A quanto pare la fotografia era per lui una vera ragione di vita, e la sua dedizione non fatica a trasparire anche dalle parole relative al suo matrimonio: prima la fotografia, poi la moglie.
Tanta dedizione lo portò inizialmente a sperimentare sui ritratti, dove applicava colori o correggeva imperfezioni direttamente sul positivo. Poi, insoddisfatto delle pellicole dell’epoca, iniziò a utilizzare la tecnica della doppia esposizione per esporre correttamente i paesaggi, creando in pratica un HDR ante litteram.

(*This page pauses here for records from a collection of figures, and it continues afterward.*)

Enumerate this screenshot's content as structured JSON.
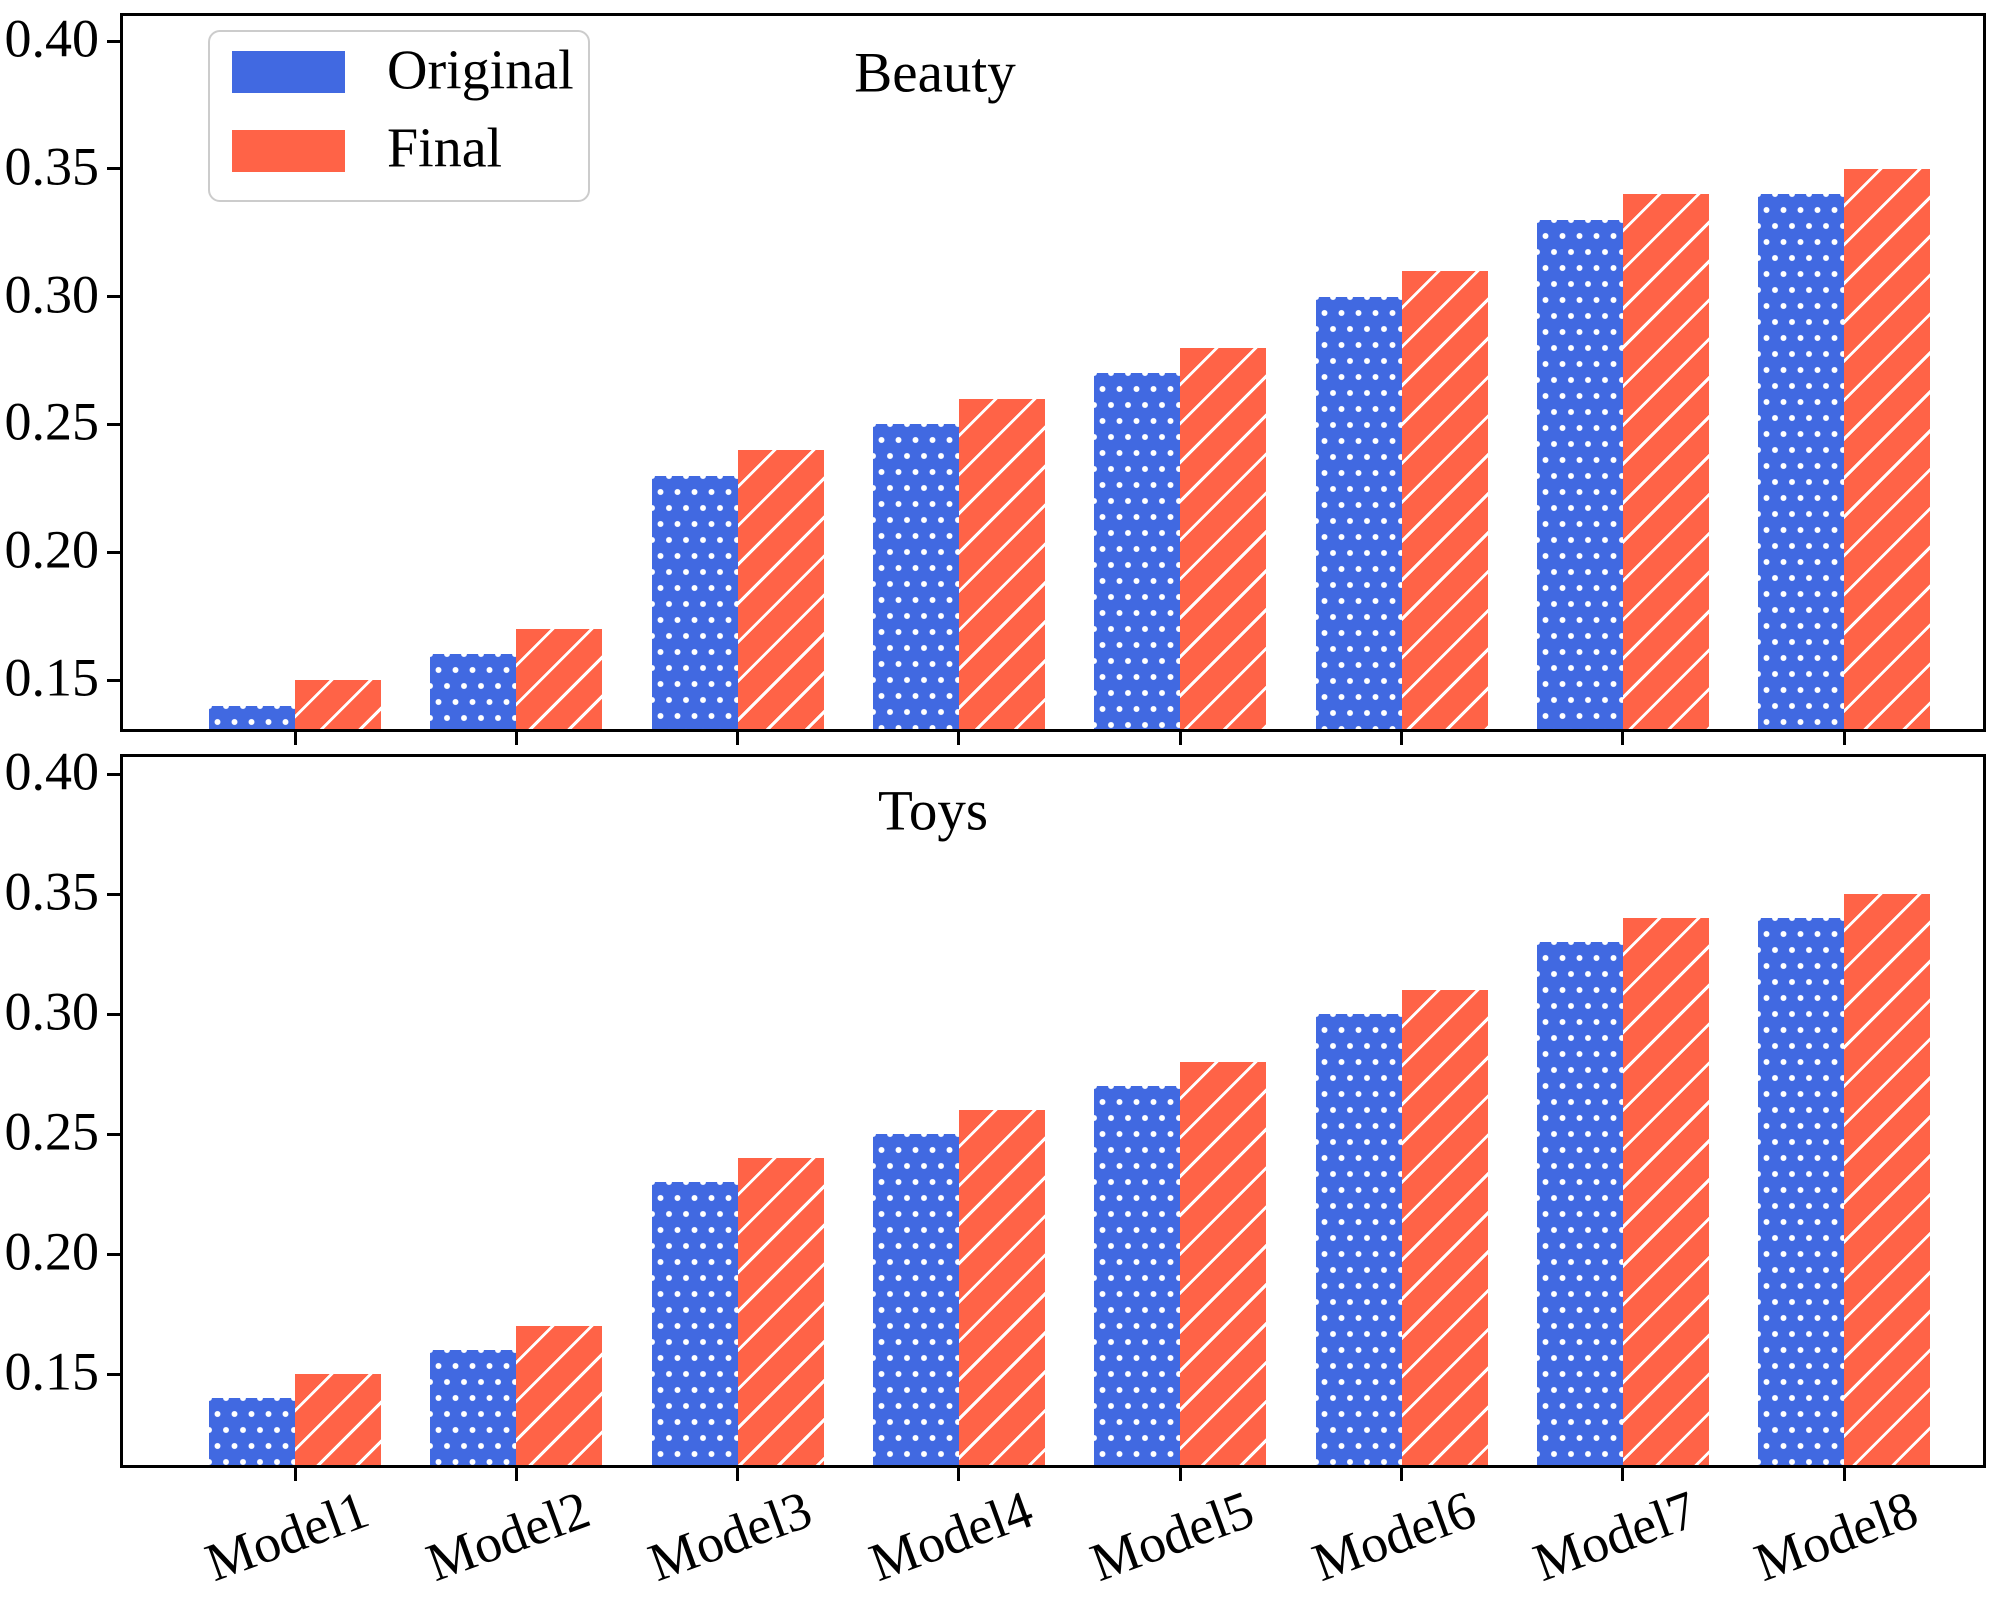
{
  "figure": {
    "background": "#ffffff"
  },
  "legend": {
    "items": [
      {
        "label": "Original",
        "color": "#4169E1",
        "pattern": "dots"
      },
      {
        "label": "Final",
        "color": "#FF6347",
        "pattern": "diagonal-hatch"
      }
    ]
  },
  "y_axis": {
    "tick_labels": [
      "0.40",
      "0.35",
      "0.30",
      "0.25",
      "0.20",
      "0.15"
    ],
    "tick_values": [
      0.4,
      0.35,
      0.3,
      0.25,
      0.2,
      0.15
    ]
  },
  "x_axis": {
    "categories": [
      "Model1",
      "Model2",
      "Model3",
      "Model4",
      "Model5",
      "Model6",
      "Model7",
      "Model8"
    ]
  },
  "chart_data": [
    {
      "type": "bar",
      "title": "Beauty",
      "categories": [
        "Model1",
        "Model2",
        "Model3",
        "Model4",
        "Model5",
        "Model6",
        "Model7",
        "Model8"
      ],
      "series": [
        {
          "name": "Original",
          "color": "#4169E1",
          "hatch": "dots",
          "values": [
            0.14,
            0.16,
            0.23,
            0.25,
            0.27,
            0.3,
            0.33,
            0.34
          ]
        },
        {
          "name": "Final",
          "color": "#FF6347",
          "hatch": "/",
          "values": [
            0.15,
            0.17,
            0.24,
            0.26,
            0.28,
            0.31,
            0.34,
            0.35
          ]
        }
      ],
      "xlabel": "",
      "ylabel": "",
      "ylim": [
        0.13,
        0.411
      ],
      "yticks": [
        0.15,
        0.2,
        0.25,
        0.3,
        0.35,
        0.4
      ],
      "grid": false,
      "legend_position": "upper left"
    },
    {
      "type": "bar",
      "title": "Toys",
      "categories": [
        "Model1",
        "Model2",
        "Model3",
        "Model4",
        "Model5",
        "Model6",
        "Model7",
        "Model8"
      ],
      "series": [
        {
          "name": "Original",
          "color": "#4169E1",
          "hatch": "dots",
          "values": [
            0.14,
            0.16,
            0.23,
            0.25,
            0.27,
            0.3,
            0.33,
            0.34
          ]
        },
        {
          "name": "Final",
          "color": "#FF6347",
          "hatch": "/",
          "values": [
            0.15,
            0.17,
            0.24,
            0.26,
            0.28,
            0.31,
            0.34,
            0.35
          ]
        }
      ],
      "xlabel": "",
      "ylabel": "",
      "ylim": [
        0.111,
        0.408
      ],
      "yticks": [
        0.15,
        0.2,
        0.25,
        0.3,
        0.35,
        0.4
      ],
      "grid": false,
      "legend_position": "none"
    }
  ]
}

Tuttavia la sua fama è dovuta soprattutto ai suoi fotomontaggi, che creava utilizzando più negativi per comporre un’unica fotografia. Tra le foto più famose di questo tipo troviamo Fading Away, ottenuta da cinque differenti negativi e When the Day’s Work is Done, dove arriva ad utilizzarne addirittura sei.
Dal fotomontaggio analogico a quello digitale: Erik Johansson
L’utilizzo della fotografia digitale ha facilitato enormemente i lavori di fotomontaggio, ed Erik Johansson, giovane fotografo svedese residente a Praga, è uno di quelli che ne ha fatto il suo cavallo di battaglia.
Le sue opere sono spesso concettuali, ricordano i quadri di Magritte e le prospettive di Escher. Erik afferma che nel suo processo l’idea, la fotografia e la post produzione sono tutte connesse e hanno la stessa importanza.
Non ci sono foto generate al computer, disegnate o di stock nel suo lavoro personale: tutte le opere sono ottenute solo combinando le sue stesse fotografie. È un processo lungo e, escludendo le opere commissionate, crea solo circa 8 nuove immagini all’anno.
Erik ricerca sempre un alto livello di realismo nel suo lavoro, in modo che lo spettatore si senta parte della scena. Questo lo porta a scattare foto in studi spesso enormi per avere il massimo controllo sulla luce e la prospettiva, cruciali per combinare le immagini in modo realistico.
“Anche se i mondi che creo sono spesso impossibili, voglio dare l’impressione che possano esistere. Il senso di realtà è un elemento fondamentale nelle mie immagini“
Se siete curiosi di vedere come Erik realizzi queste magie, vi riporto qui sotto l’interessantissima playlist “Behind the scenes“, in cui mostra il processo di creazione di alcune sue opere, dal bozzetto iniziale, allo scatto, al fotoritocco finale.
Se vi ritrovate a passare da Stoccolma fino al primo marzo 20202 ci sarà una mostra delle sue opere al museo Fotografiska dal titolo ” Places Beyond“.